Organizers paid Woods a reported $2 million appearance fees to come to the tournament, his first visit to New Zealand. His caddie, Steve Williams, grew up around the Paraparaumu Beach layout and played the course as a junior.

NEW ZEALAND OUTING: Tiger Woods spent Saturday afternoon dodging raindrops in the New Zealand Open and Saturday night watching caddie Steve Williams race at Manawatu Motor Speedway.

Williams competed in three 12-lap races on the dirt-track oval in his converted Ford Mustang.

Speedway organizers at Palmerston North, 45 miles north of the tournament venue at Paraparaumu Beach, were surprised to receive a phone call an hour before racing began saying Woods and Williams were on their way.

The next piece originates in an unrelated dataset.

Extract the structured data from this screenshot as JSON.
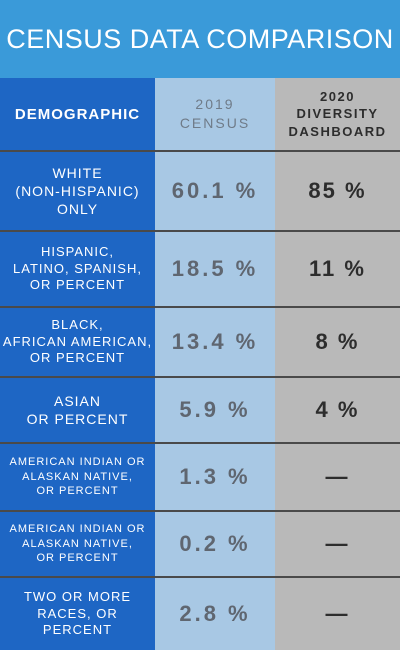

Rain had forced the postponement of racing at the Te Marua Speedway north of Wellington where Williams had originally planned to race Saturday night with Woods as his guest.

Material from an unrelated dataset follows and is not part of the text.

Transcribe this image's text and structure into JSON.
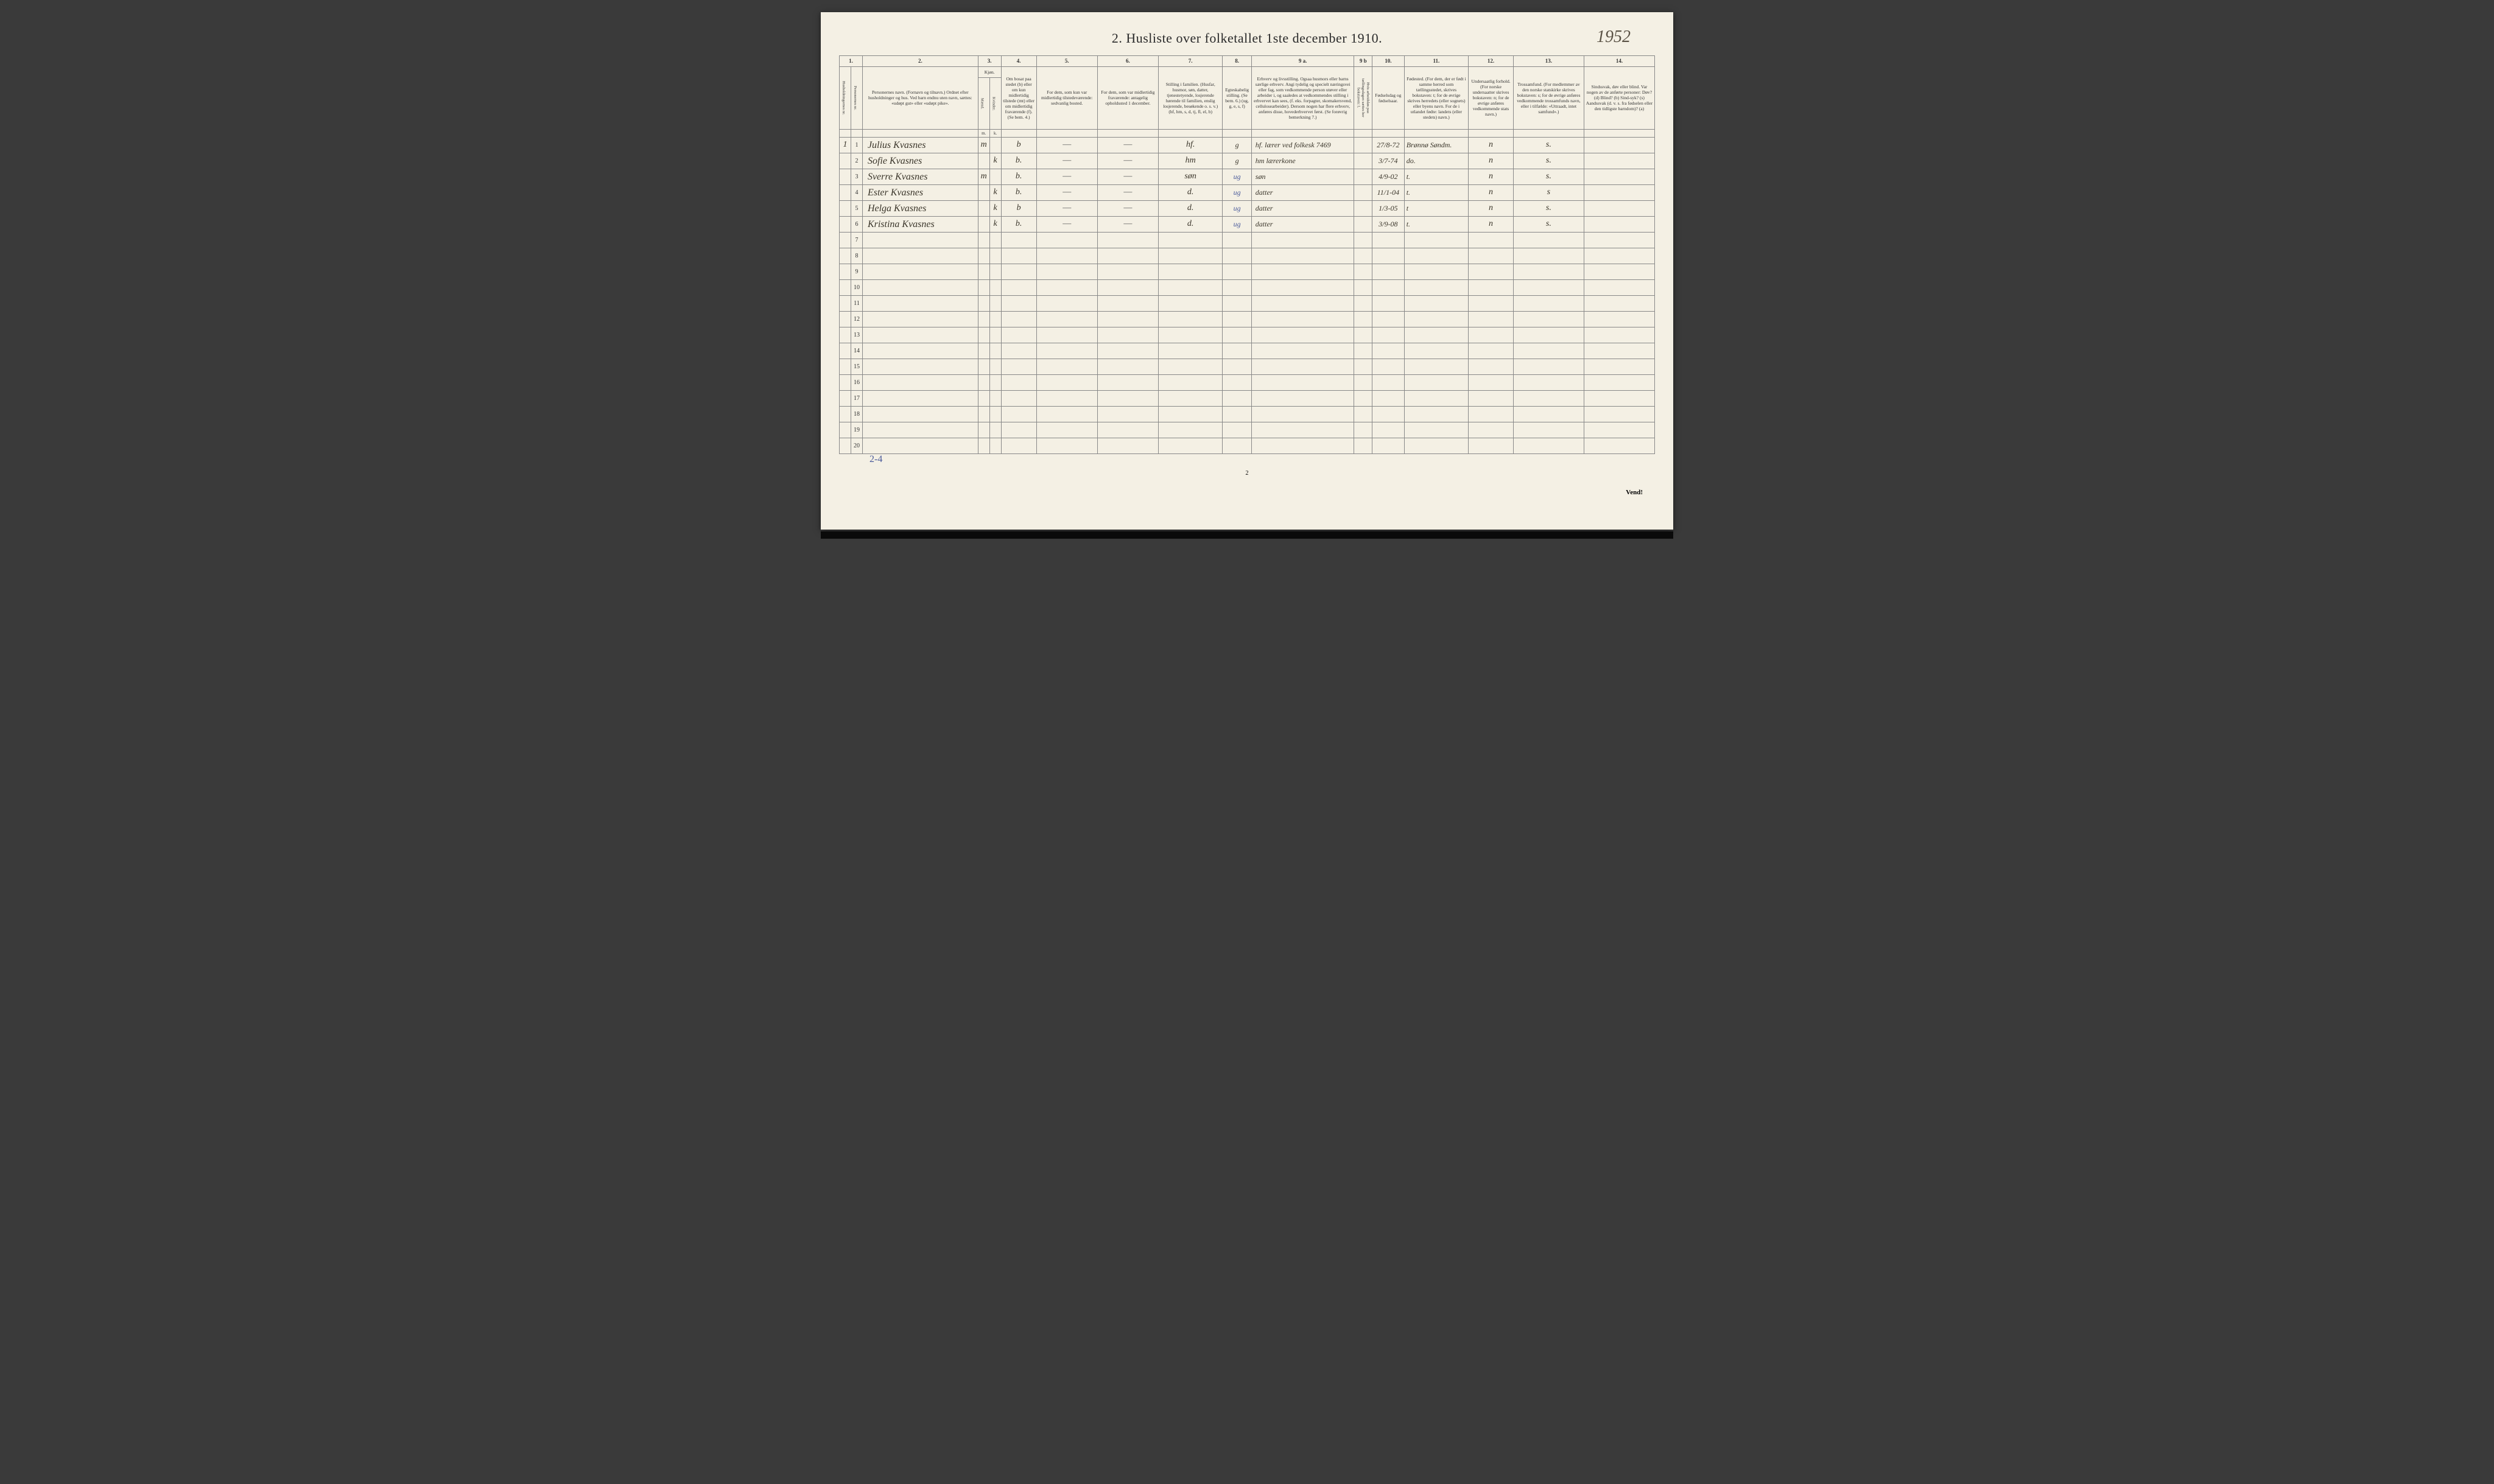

A police helicopter flew to the Manawatu track before Woods' arrival and armed members of the tactical squad assigned to Woods' protection this week searched the course before racing began.

Another helicopter arrived with more armed police and Woods and Williams arrived in a third helicopter minutes later. Williams' car had been driven to the course on a trailer earlier Saturday.

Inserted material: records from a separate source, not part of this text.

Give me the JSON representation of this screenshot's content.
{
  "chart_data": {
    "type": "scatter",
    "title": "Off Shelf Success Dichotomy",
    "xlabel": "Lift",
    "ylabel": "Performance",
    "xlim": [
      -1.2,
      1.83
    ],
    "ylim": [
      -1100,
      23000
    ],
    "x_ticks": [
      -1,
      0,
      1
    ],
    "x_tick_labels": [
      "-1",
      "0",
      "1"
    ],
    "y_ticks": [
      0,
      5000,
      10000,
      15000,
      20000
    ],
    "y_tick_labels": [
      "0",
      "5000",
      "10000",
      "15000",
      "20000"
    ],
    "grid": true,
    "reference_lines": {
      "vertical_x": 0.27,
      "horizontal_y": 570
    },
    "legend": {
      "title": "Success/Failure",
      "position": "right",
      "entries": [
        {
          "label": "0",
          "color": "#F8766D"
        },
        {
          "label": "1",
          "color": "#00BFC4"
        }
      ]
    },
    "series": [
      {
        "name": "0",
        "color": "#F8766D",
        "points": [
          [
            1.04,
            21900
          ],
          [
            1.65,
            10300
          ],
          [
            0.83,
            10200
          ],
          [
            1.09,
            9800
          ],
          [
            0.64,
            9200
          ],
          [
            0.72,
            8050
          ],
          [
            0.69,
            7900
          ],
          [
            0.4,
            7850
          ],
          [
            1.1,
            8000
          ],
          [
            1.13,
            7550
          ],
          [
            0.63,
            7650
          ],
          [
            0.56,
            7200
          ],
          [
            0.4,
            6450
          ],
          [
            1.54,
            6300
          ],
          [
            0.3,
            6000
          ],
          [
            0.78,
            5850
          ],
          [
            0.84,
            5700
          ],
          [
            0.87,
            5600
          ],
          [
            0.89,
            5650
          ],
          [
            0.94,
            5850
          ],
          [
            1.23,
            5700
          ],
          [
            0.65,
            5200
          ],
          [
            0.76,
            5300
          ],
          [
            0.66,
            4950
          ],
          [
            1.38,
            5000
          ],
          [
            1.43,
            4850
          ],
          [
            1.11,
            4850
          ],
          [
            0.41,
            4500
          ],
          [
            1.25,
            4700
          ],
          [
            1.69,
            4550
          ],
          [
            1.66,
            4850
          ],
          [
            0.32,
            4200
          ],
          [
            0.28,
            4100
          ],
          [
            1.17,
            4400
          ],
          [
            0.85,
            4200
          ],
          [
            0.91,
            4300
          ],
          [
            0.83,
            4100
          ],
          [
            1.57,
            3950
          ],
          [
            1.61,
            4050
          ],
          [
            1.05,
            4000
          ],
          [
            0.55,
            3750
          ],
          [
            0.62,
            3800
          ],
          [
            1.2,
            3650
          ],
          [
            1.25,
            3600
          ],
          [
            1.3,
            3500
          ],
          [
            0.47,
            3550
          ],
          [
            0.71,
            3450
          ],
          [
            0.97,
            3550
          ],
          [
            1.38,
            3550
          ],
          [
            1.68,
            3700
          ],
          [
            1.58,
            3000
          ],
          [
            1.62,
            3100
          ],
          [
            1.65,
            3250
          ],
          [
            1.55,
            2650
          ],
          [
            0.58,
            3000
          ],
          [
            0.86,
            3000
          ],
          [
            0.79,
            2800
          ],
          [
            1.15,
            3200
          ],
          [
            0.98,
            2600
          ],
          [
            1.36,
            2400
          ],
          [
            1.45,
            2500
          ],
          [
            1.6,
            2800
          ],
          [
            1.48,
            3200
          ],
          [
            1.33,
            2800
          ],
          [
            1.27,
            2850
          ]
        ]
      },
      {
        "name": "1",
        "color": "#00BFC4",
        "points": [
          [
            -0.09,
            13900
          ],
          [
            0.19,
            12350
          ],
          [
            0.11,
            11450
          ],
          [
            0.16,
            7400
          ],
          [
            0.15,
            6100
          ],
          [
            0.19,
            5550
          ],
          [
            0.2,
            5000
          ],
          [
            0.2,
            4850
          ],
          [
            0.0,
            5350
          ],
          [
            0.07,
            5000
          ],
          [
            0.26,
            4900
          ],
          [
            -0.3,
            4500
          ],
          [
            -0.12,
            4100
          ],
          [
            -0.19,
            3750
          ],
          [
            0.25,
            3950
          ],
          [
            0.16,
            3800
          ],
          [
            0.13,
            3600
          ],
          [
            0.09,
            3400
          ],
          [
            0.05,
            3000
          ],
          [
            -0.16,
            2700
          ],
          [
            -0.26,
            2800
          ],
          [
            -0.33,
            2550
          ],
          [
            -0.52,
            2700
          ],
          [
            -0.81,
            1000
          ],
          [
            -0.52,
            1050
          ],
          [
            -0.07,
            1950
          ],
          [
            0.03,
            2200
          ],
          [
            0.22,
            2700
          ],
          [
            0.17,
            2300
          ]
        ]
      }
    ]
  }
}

Security for Woods was tightened when the U.S. Embassy in Wellington received in December a letter containing cyanide and making threats against the tournament.

Race officials learned of Woods' attendance too late to publicize his appearance.

"There was probably a bit of a walkup crowd when people heard on the radio that he was there," spokesman Tony Coffin said. "A lot of people saw the helicopters arriving and might have guessed what was happening."

Woods watched Williams' race from the course press box, vacated for his use, and made several visits to the pits to watch Williams prepare his car for racing. He seemed relaxed and mixed freely with drivers, mechanics and spectators, Coffin said.

"Tiger seemed to enjoy the low profile and he seemed a bit frustrated when a whole pile of photographers turned up halfway through," Coffin said. "He was a bit more guarded after that."

SOUTH AFRICAN OPEN: Tim Clark took advantage of poor putting by James Kingston and took a two-stroke lead Saturday after the third round of the South African Open in Durban.

Clark shot a 4-under-par 68 and was at 204, 12-under par for the three rounds. U.S. Open champion Retief Goosen was a 69 in very windy conditions and was tied for second with Jonathan Lomas, who shot a 71.

Ernie Els, who opened with a 73 on Thursday, had a 68 and was six back in the even, cosponsored by the European PGA Tour.